Acute unilateral nonhemorrhagic adrenal infarction

Case contributed by Yaïr Glick
Diagnosis almost certain

Presentation

Left flank pain.

Patient Data

Age: 16 years
Gender: Female

The kidneys are of normal size, with good nephrographic and pyelographic effect. No evidence of nephrolithiasis or dilation of the intrarenal or extrarenal collecting system on either side.

Small parapelvic cyst in the right kidney.

The left adrenal is thick in comparison to the right one, does not enhance on the post-contrast sequences, and is surrounded by fat stranding.

Before contrast material injection, both adrenals show the same soft tissue density.

During the nephrographic phase, the right adrenal enhances significantly, while the left adrenal does not enhance at all.

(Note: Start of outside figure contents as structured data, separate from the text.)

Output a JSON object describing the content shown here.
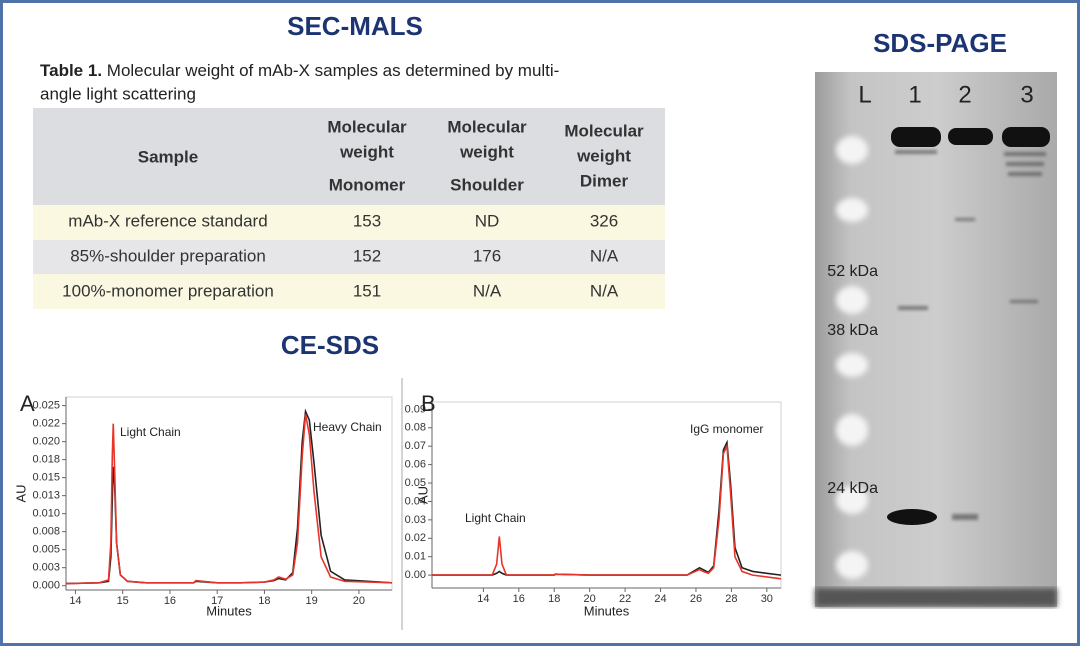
{
  "sec_mals": {
    "title": "SEC-MALS",
    "caption_label": "Table 1.",
    "caption_lines": [
      "Molecular weight of mAb-X samples as determined by multi-",
      "angle light scattering"
    ],
    "table": {
      "header": [
        [
          "Sample"
        ],
        [
          "Molecular",
          "weight",
          "Monomer"
        ],
        [
          "Molecular",
          "weight",
          "Shoulder"
        ],
        [
          "Molecular",
          "weight",
          "Dimer"
        ]
      ],
      "rows": [
        [
          "mAb-X reference standard",
          "153",
          "ND",
          "326"
        ],
        [
          "85%-shoulder preparation",
          "152",
          "176",
          "N/A"
        ],
        [
          "100%-monomer preparation",
          "151",
          "N/A",
          "N/A"
        ]
      ]
    }
  },
  "ce_sds_title": "CE-SDS",
  "chart_data": [
    {
      "type": "line",
      "panel": "A",
      "xlabel": "Minutes",
      "ylabel": "AU",
      "x": [
        13.8,
        14.5,
        14.7,
        14.75,
        14.78,
        14.8,
        14.83,
        14.87,
        14.95,
        15.1,
        15.5,
        16.0,
        16.5,
        16.55,
        17.0,
        17.5,
        18.0,
        18.2,
        18.3,
        18.45,
        18.6,
        18.7,
        18.8,
        18.87,
        18.95,
        19.05,
        19.2,
        19.4,
        19.7,
        20.7
      ],
      "series": [
        {
          "color": "#222222",
          "values": [
            0.0003,
            0.0004,
            0.0006,
            0.004,
            0.012,
            0.0165,
            0.014,
            0.006,
            0.0015,
            0.0006,
            0.0004,
            0.0004,
            0.0004,
            0.0006,
            0.0004,
            0.0004,
            0.0005,
            0.0007,
            0.001,
            0.0008,
            0.0018,
            0.008,
            0.02,
            0.0242,
            0.023,
            0.017,
            0.007,
            0.002,
            0.0008,
            0.0004
          ]
        },
        {
          "color": "#e8352b",
          "values": [
            0.0003,
            0.0004,
            0.0008,
            0.006,
            0.018,
            0.0225,
            0.016,
            0.006,
            0.0015,
            0.0006,
            0.0004,
            0.0004,
            0.0004,
            0.0007,
            0.0004,
            0.0004,
            0.0005,
            0.0008,
            0.0012,
            0.0009,
            0.0015,
            0.006,
            0.018,
            0.0238,
            0.021,
            0.013,
            0.004,
            0.0012,
            0.0006,
            0.0004
          ]
        }
      ],
      "annotations": [
        "Light Chain",
        "Heavy Chain"
      ],
      "xlim": [
        13.8,
        20.7
      ],
      "xticks": [
        14,
        15,
        16,
        17,
        18,
        19,
        20
      ],
      "ylim": [
        -0.0006,
        0.0262
      ],
      "yticks": [
        {
          "value": 0,
          "label": "0.000"
        },
        {
          "value": 0.0025,
          "label": "0.003"
        },
        {
          "value": 0.005,
          "label": "0.005"
        },
        {
          "value": 0.0075,
          "label": "0.008"
        },
        {
          "value": 0.01,
          "label": "0.010"
        },
        {
          "value": 0.0125,
          "label": "0.013"
        },
        {
          "value": 0.015,
          "label": "0.015"
        },
        {
          "value": 0.0175,
          "label": "0.018"
        },
        {
          "value": 0.02,
          "label": "0.020"
        },
        {
          "value": 0.0225,
          "label": "0.022"
        },
        {
          "value": 0.025,
          "label": "0.025"
        }
      ]
    },
    {
      "type": "line",
      "panel": "B",
      "xlabel": "Minutes",
      "ylabel": "AU",
      "x": [
        11.1,
        13,
        14.5,
        14.75,
        14.9,
        15.05,
        15.3,
        16,
        18,
        18.05,
        20,
        22,
        24,
        25.5,
        26.2,
        26.4,
        26.7,
        27.0,
        27.3,
        27.55,
        27.75,
        27.95,
        28.2,
        28.6,
        29.2,
        30.8
      ],
      "series": [
        {
          "color": "#222222",
          "values": [
            0,
            0,
            0,
            0.001,
            0.002,
            0.001,
            0,
            0,
            0,
            0.0005,
            0,
            0,
            0,
            0,
            0.004,
            0.003,
            0.0015,
            0.005,
            0.035,
            0.068,
            0.072,
            0.05,
            0.015,
            0.004,
            0.002,
            0
          ]
        },
        {
          "color": "#e8352b",
          "values": [
            0,
            0,
            0,
            0.006,
            0.021,
            0.006,
            0,
            0,
            0,
            0.0005,
            0,
            0,
            0,
            0,
            0.003,
            0.002,
            0.001,
            0.004,
            0.03,
            0.066,
            0.07,
            0.045,
            0.01,
            0.002,
            0,
            -0.002
          ]
        }
      ],
      "annotations": [
        "IgG monomer",
        "Light Chain"
      ],
      "xlim": [
        11.1,
        30.8
      ],
      "xticks": [
        14,
        16,
        18,
        20,
        22,
        24,
        26,
        28,
        30
      ],
      "ylim": [
        -0.007,
        0.094
      ],
      "yticks": [
        {
          "value": 0,
          "label": "0.00"
        },
        0.01,
        0.02,
        0.03,
        0.04,
        0.05,
        0.06,
        0.07,
        0.08,
        0.09
      ]
    }
  ],
  "sds_page": {
    "title": "SDS-PAGE",
    "lanes": [
      "L",
      "1",
      "2",
      "3"
    ],
    "markers": [
      "52 kDa",
      "38 kDa",
      "24 kDa"
    ]
  }
}
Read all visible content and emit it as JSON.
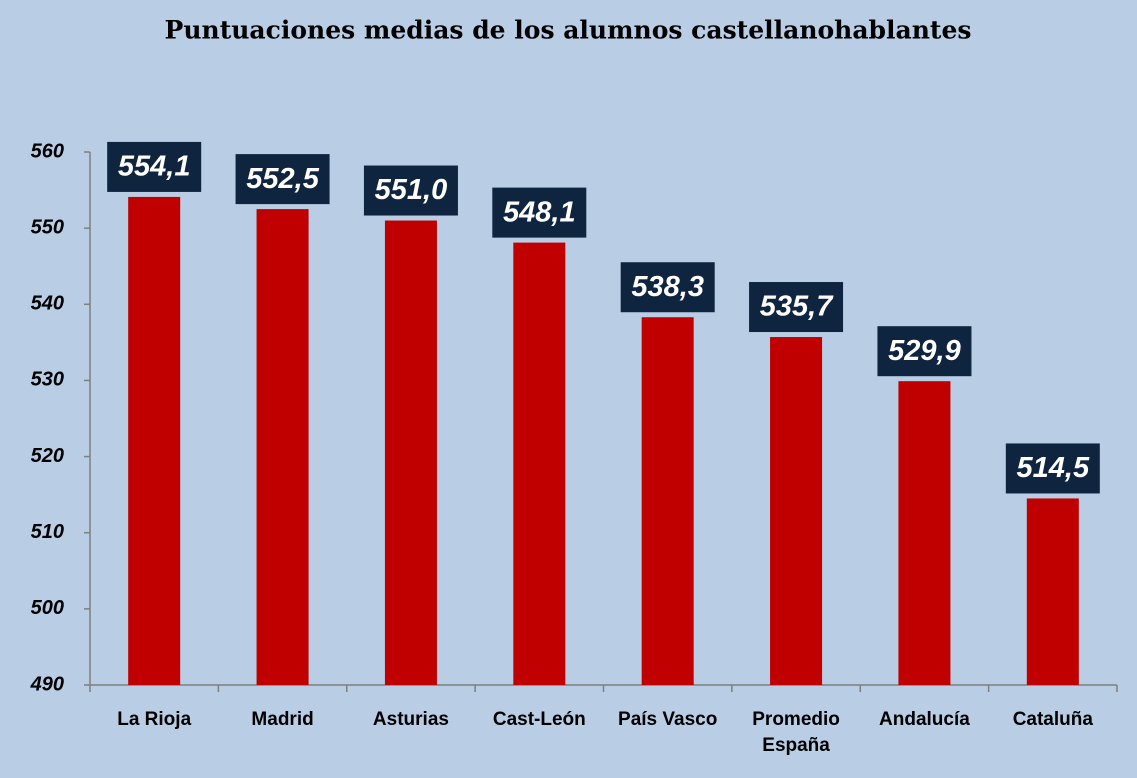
{
  "chart_data": {
    "type": "bar",
    "title": "Puntuaciones medias de los alumnos castellanohablantes",
    "categories": [
      "La Rioja",
      "Madrid",
      "Asturias",
      "Cast-León",
      "País Vasco",
      "Promedio España",
      "Andalucía",
      "Cataluña"
    ],
    "values": [
      554.1,
      552.5,
      551.0,
      548.1,
      538.3,
      535.7,
      529.9,
      514.5
    ],
    "value_labels": [
      "554,1",
      "552,5",
      "551,0",
      "548,1",
      "538,3",
      "535,7",
      "529,9",
      "514,5"
    ],
    "color": "#c00000",
    "ylim": [
      490,
      560
    ],
    "yticks": [
      490,
      500,
      510,
      520,
      530,
      540,
      550,
      560
    ],
    "grid": false
  }
}
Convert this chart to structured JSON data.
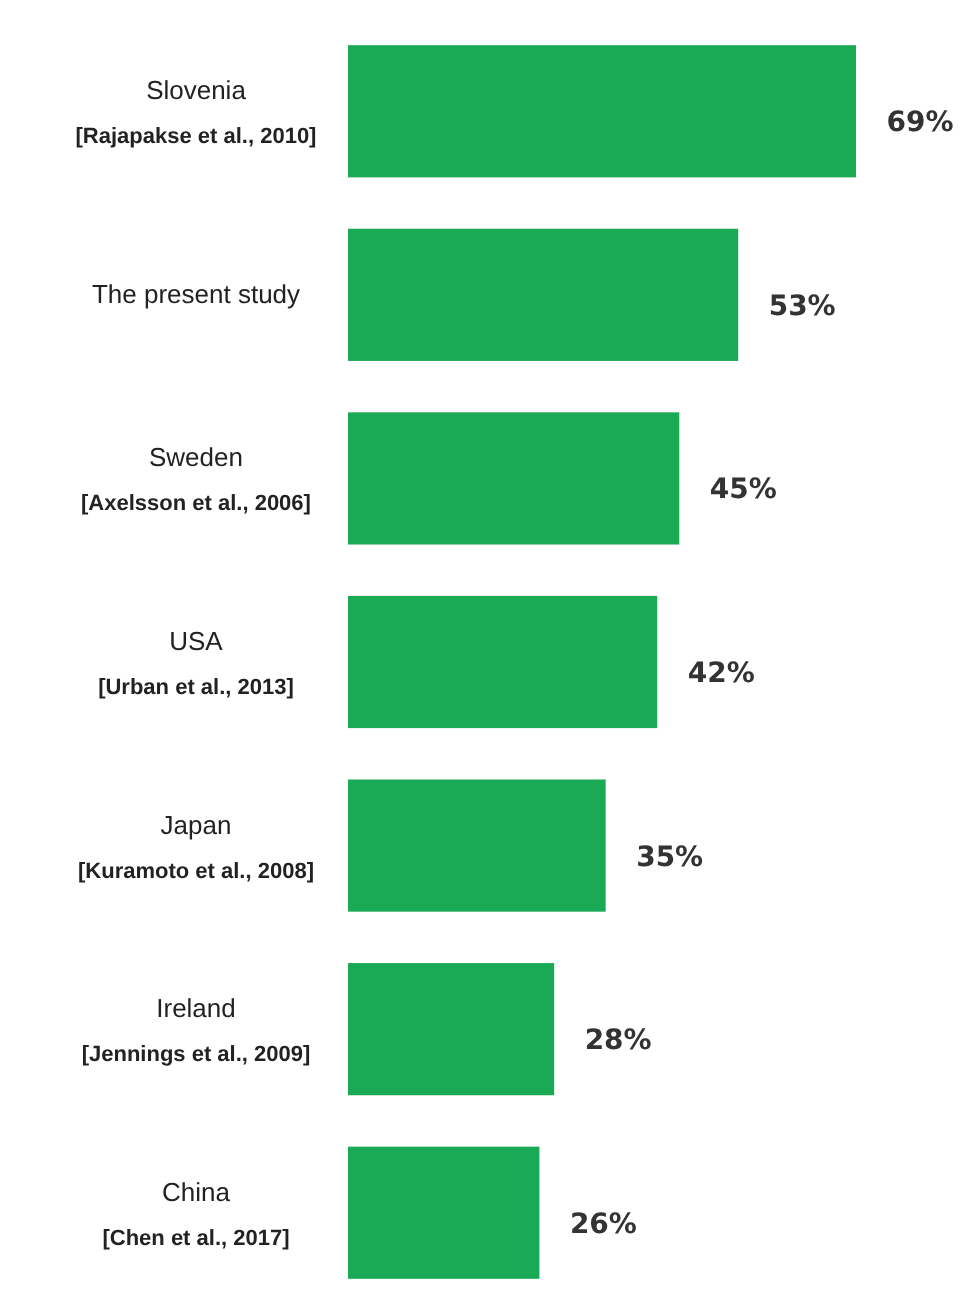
{
  "chart_data": {
    "type": "bar",
    "orientation": "horizontal",
    "categories": [
      "Slovenia\n[Rajapakse et al., 2010]",
      "The present study",
      "Sweden\n[Axelsson et al., 2006]",
      "USA\n[Urban et al., 2013]",
      "Japan\n[Kuramoto et al., 2008]",
      "Ireland\n[Jennings et al., 2009]",
      "China\n[Chen et al., 2017]"
    ],
    "values": [
      69,
      53,
      45,
      42,
      35,
      28,
      26
    ],
    "value_labels": [
      "69%",
      "53%",
      "45%",
      "42%",
      "35%",
      "28%",
      "26%"
    ],
    "color": "#1aaa55"
  }
}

During the excretory phase, done 10 minutes after contrast material injection, contrast enhancement of the right adrenal has subsided but not entirely, and the left adrenal stays unenhanced.

Case Discussion

Thickened, nonenhancing left adrenal with surrounding fat stranding, compatible with acute adrenal infarction and providing an explanation for the patient's left flank pain.

Parental questioning revealed that the girl had had several episodes of dural venous sinus thrombosis in her past. She went on to have blood tests and urinalysis for hypercoagulability.

Nonhemorrhagic unilateral adrenal infarction has been described almost invariably in pregnant women. Some of these women are found to have a congenital hypercoagulable state. The presenting symptom is flank or abdominal pain 1. In this extremely rare case, however, the incident occured in a 16-year-old girl who was not pregnant (normal beta hCG levels).